In the real world, reservoirs do more than supply a community with water. The aggregate has its own uses: water skiing or hydro-electric power generation for example. And the same will be true of semantic web data reservoirs: large collections of data can be analysed and re-purposed in ways that are not possible – or at least not achievable without a great deal of repeated, redundant integration effort – using other techniques. The reservoir itself can be the source of new facts and new streams of data derived from analysis of its contents.

Flowing Data through the Talis Platform

The goal of the Talis Platform is to support the growth of the Linked Data ecosystem by providing the infrastructure to support the creation of pools of data. For additional background, see my article “Enabling the Linked Data Ecosystem” from Nodalities issue 5.

At present the Platform provides a range of services that allow data to be easily streamed into and out of Platform stores, allowing data to be easily pooled in order to benefit from greater context. Data can be pushed directly into the Platform and we are exploring methods of supporting other forms of data ingestion to make it easier and more natural to begin to accumulate data sets within the Platform.

The core search service, which produces its results in RSS, allows the creation of simple data streams, while the SPARQL interface supports more complex data extraction methods. The Augmentation service provides an interesting twist on these conventional approaches, providing a means for any RSS 1.0 feed to be automatically enriched with extra metadata by feeding it through a Platform data store. This means of interaction is like fishing for data: it is possible to serendipitously find and extract data, capturing it as extra context to items in an RSS feed, without having to deal with writing SPARQL queries or constructing a keyword search. There are many more methods and modes of data extraction that will be added to the Platform to add to these existing services; this is just the beginning.
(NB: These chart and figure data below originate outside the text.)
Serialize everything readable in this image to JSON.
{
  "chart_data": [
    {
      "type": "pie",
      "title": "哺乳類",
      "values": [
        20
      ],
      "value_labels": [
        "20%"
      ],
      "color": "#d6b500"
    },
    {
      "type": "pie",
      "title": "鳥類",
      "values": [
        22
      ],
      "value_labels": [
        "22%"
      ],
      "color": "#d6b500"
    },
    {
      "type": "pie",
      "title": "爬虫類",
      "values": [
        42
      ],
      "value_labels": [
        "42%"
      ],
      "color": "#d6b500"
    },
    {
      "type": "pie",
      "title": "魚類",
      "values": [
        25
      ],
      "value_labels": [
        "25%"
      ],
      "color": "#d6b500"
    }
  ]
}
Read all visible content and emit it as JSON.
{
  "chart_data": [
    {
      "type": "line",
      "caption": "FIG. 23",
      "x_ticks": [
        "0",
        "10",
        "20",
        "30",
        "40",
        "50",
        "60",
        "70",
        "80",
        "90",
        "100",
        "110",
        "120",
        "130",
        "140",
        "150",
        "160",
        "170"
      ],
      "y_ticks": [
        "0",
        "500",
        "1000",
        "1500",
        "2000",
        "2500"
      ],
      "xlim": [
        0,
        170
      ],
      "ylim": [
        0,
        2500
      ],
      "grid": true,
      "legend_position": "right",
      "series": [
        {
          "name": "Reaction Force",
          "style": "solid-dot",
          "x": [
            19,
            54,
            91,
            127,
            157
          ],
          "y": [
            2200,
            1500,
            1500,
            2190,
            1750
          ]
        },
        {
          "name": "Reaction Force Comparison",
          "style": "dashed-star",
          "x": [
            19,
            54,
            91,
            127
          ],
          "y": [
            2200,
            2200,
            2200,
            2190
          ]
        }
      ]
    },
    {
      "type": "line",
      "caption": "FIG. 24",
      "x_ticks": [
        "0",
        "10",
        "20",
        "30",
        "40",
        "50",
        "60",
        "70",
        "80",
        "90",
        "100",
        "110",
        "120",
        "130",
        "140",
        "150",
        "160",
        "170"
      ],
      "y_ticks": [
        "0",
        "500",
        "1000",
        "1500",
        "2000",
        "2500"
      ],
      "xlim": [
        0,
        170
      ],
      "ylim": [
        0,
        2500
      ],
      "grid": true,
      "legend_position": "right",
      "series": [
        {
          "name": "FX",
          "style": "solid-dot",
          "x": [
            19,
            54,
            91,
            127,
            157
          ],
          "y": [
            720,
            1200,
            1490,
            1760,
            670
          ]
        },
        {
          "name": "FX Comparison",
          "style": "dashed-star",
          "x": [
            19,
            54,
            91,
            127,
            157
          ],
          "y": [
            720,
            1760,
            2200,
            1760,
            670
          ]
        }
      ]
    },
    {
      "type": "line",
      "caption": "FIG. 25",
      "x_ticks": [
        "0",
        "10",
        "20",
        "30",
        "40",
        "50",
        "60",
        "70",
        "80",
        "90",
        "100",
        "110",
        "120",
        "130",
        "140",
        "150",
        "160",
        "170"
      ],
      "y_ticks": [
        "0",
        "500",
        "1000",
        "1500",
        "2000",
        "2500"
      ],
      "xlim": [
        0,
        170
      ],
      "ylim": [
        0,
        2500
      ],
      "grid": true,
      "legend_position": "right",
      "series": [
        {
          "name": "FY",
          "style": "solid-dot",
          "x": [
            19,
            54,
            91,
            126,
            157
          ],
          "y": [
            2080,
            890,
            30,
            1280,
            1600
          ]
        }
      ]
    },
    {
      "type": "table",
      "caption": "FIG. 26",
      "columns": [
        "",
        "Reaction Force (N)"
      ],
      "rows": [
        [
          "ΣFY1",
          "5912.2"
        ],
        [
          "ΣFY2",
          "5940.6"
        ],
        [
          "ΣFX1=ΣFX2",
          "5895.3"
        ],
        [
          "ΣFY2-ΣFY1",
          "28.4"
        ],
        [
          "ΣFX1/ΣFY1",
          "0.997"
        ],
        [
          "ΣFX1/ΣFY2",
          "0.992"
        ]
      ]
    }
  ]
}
But the Talis Platform is intended to provide much more than just the ability to work with pools of data. The bigger vision is to support the creation of true data reservoirs, and enable many different ways of manipulating and analysing their contents in order to discover new facts and bring new context to that data. Creation of these larger pools of content will need to be made sustainable for the communities that are creating them, and deriving value from them. Sustainability covers a wide range of issues that go beyond just commercial issues: quality and range of services are additional factors, as are forms of governance, trust and quality that relate to the data sets themselves. The Platform is intended to address all of these issues.

To take a small example, the experimental “store groups” feature that was released at the end of last year, provides a simple method for combining datasets, without requiring that data to be completely loaded or copied into a single database. The store groups feature will ultimately support a range of services over the constituent data sets, allowing each pool of data to remain intact whilst still contributing to the whole; this will be important to support the new forms of governance that are beginning to emerge around datasets on the Linked Data web.